Trauma is the mark someones selfishness has left on our lives. Surviving is the legacy that we build on that spot.
We are not victims of someone else’s weakness, we are champions of our own strength and resilience. I know in my heart the weight of rebuilding after the betrayal of abuse. I know the path because I walked it, slowly, and largely alone. Along the way I learned everything I could with the hope that one day I might be able to help illuminate the path for other survivors by telling them how I found my way back. This is another step along that way. For years I have been doing one-on-one support for women and other people who have survived as well. I focused my energy on finding people who felt alone and walking beside them through the dark. After several years and dozens of survivors I have decided to share the things I experienced and what I came to know in order to maybe create a resource for people who are struggling to articulate or express the complexities of being a survivor–the ways that it changes, day to day, even hour to hour. The things that seem inconsistent or contrary to surviving, that cause us all so much unnecessary guilt and suffering because there is no tidy way to unpack this box. The spectrum of emotions, reactions, triggers and trials that come days, weeks, months and years after the abuse. I am almost 7 years out on a rape and 4+ years on an extremely emotionally abusive (and emotionally controlling) relationship. I can say from the other side of the woods, that yes, there is an other side of the woods. There is another life. There is a resurrection.

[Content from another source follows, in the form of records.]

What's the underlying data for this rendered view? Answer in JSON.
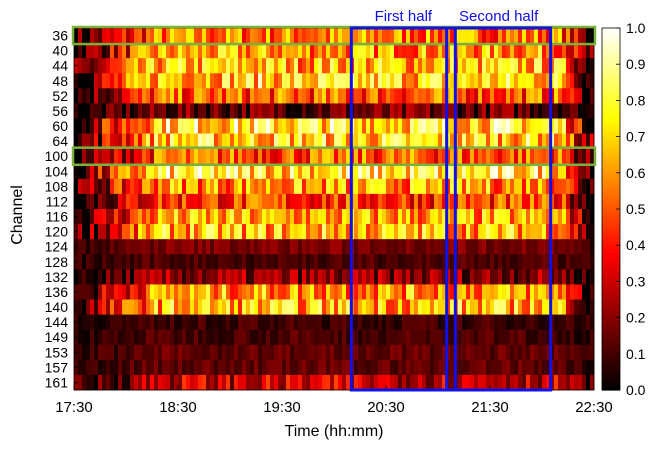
{
  "chart_data": {
    "type": "heatmap",
    "title": "",
    "xlabel": "Time (hh:mm)",
    "ylabel": "Channel",
    "x_tick_labels": [
      "17:30",
      "18:30",
      "19:30",
      "20:30",
      "21:30",
      "22:30"
    ],
    "x_range": [
      "17:30",
      "22:30"
    ],
    "channels": [
      "36",
      "40",
      "44",
      "48",
      "52",
      "56",
      "60",
      "64",
      "100",
      "104",
      "108",
      "112",
      "116",
      "120",
      "124",
      "128",
      "132",
      "136",
      "140",
      "144",
      "149",
      "153",
      "157",
      "161"
    ],
    "approx_mean_utilization": [
      0.55,
      0.6,
      0.65,
      0.7,
      0.5,
      0.15,
      0.75,
      0.7,
      0.5,
      0.75,
      0.6,
      0.45,
      0.6,
      0.65,
      0.12,
      0.05,
      0.2,
      0.6,
      0.65,
      0.03,
      0.05,
      0.08,
      0.08,
      0.3
    ],
    "colorbar": {
      "min": 0.0,
      "max": 1.0,
      "tick_labels": [
        "0.0",
        "0.1",
        "0.2",
        "0.3",
        "0.4",
        "0.5",
        "0.6",
        "0.7",
        "0.8",
        "0.9",
        "1.0"
      ],
      "colormap": "hot"
    },
    "annotations": {
      "first_half": {
        "label": "First half",
        "time_range": [
          "20:10",
          "21:10"
        ],
        "color": "#1010e8"
      },
      "second_half": {
        "label": "Second half",
        "time_range": [
          "21:05",
          "22:05"
        ],
        "color": "#1010e8"
      },
      "highlighted_rows": {
        "channels": [
          "36",
          "100"
        ],
        "color": "#7ab03c"
      }
    }
  }
}
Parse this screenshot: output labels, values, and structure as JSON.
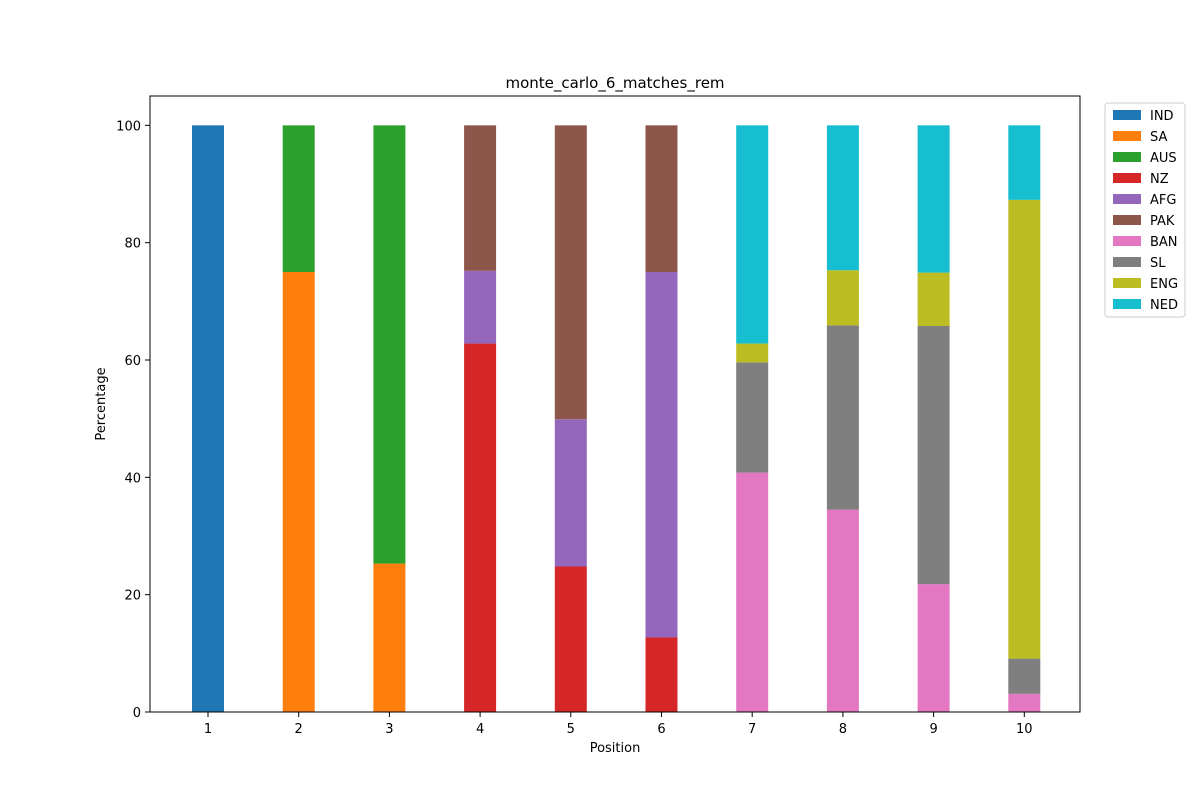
{
  "chart_data": {
    "type": "bar",
    "stacked": true,
    "title": "monte_carlo_6_matches_rem",
    "xlabel": "Position",
    "ylabel": "Percentage",
    "categories": [
      "1",
      "2",
      "3",
      "4",
      "5",
      "6",
      "7",
      "8",
      "9",
      "10"
    ],
    "ylim": [
      0,
      105
    ],
    "yticks": [
      0,
      20,
      40,
      60,
      80,
      100
    ],
    "legend_position": "outside-top-right",
    "grid": false,
    "series": [
      {
        "name": "IND",
        "color": "#1f77b4",
        "values": [
          100,
          0,
          0,
          0,
          0,
          0,
          0,
          0,
          0,
          0
        ]
      },
      {
        "name": "SA",
        "color": "#ff7f0e",
        "values": [
          0,
          75,
          25.3,
          0,
          0,
          0,
          0,
          0,
          0,
          0
        ]
      },
      {
        "name": "AUS",
        "color": "#2ca02c",
        "values": [
          0,
          25,
          74.7,
          0,
          0,
          0,
          0,
          0,
          0,
          0
        ]
      },
      {
        "name": "NZ",
        "color": "#d62728",
        "values": [
          0,
          0,
          0,
          62.8,
          24.8,
          12.7,
          0,
          0,
          0,
          0
        ]
      },
      {
        "name": "AFG",
        "color": "#9467bd",
        "values": [
          0,
          0,
          0,
          12.4,
          25.1,
          62.3,
          0,
          0,
          0,
          0
        ]
      },
      {
        "name": "PAK",
        "color": "#8c564b",
        "values": [
          0,
          0,
          0,
          24.8,
          50.1,
          25.0,
          0,
          0,
          0,
          0
        ]
      },
      {
        "name": "BAN",
        "color": "#e377c2",
        "values": [
          0,
          0,
          0,
          0,
          0,
          0,
          40.8,
          34.5,
          21.8,
          3.1
        ]
      },
      {
        "name": "SL",
        "color": "#7f7f7f",
        "values": [
          0,
          0,
          0,
          0,
          0,
          0,
          18.8,
          31.4,
          44.0,
          6.0
        ]
      },
      {
        "name": "ENG",
        "color": "#bcbd22",
        "values": [
          0,
          0,
          0,
          0,
          0,
          0,
          3.2,
          9.4,
          9.1,
          78.2
        ]
      },
      {
        "name": "NED",
        "color": "#17becf",
        "values": [
          0,
          0,
          0,
          0,
          0,
          0,
          37.2,
          24.7,
          25.1,
          12.7
        ]
      }
    ]
  }
}
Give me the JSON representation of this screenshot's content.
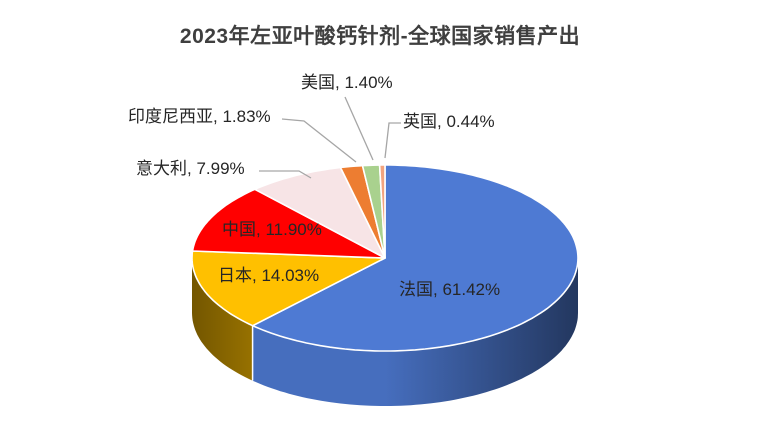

We all get a return.
Surviving is a refusal.
Surviving is a rebuilding.
Surviving is a right.
Surviving is revenge.
Surviving is restorative.
Surviving is justice.
Surviving is POSSIBLE.
This is a story for anyone that may be helped by reading about my journey from the bathroom floor to my feet, over and over again and again and again. This is a chronicle of all the times I got back up–it’s a love letter to myself, and a to anyone else who is still surviving, a tribute to those who didn’t, and it is a storming back into the dark to resurrect what we’ve lost along the way. It is a thread from my new self through the shadows to my old self. I don’t know if it will help anyone, but it’s worth it even if it only helps me. I don’t know what anyone else can or should do to survive, but maybe we can find some community in the act of fighting together, in our own ways. To all the people I have pain in common with, I love you, I believe you, I survived it, and you can too.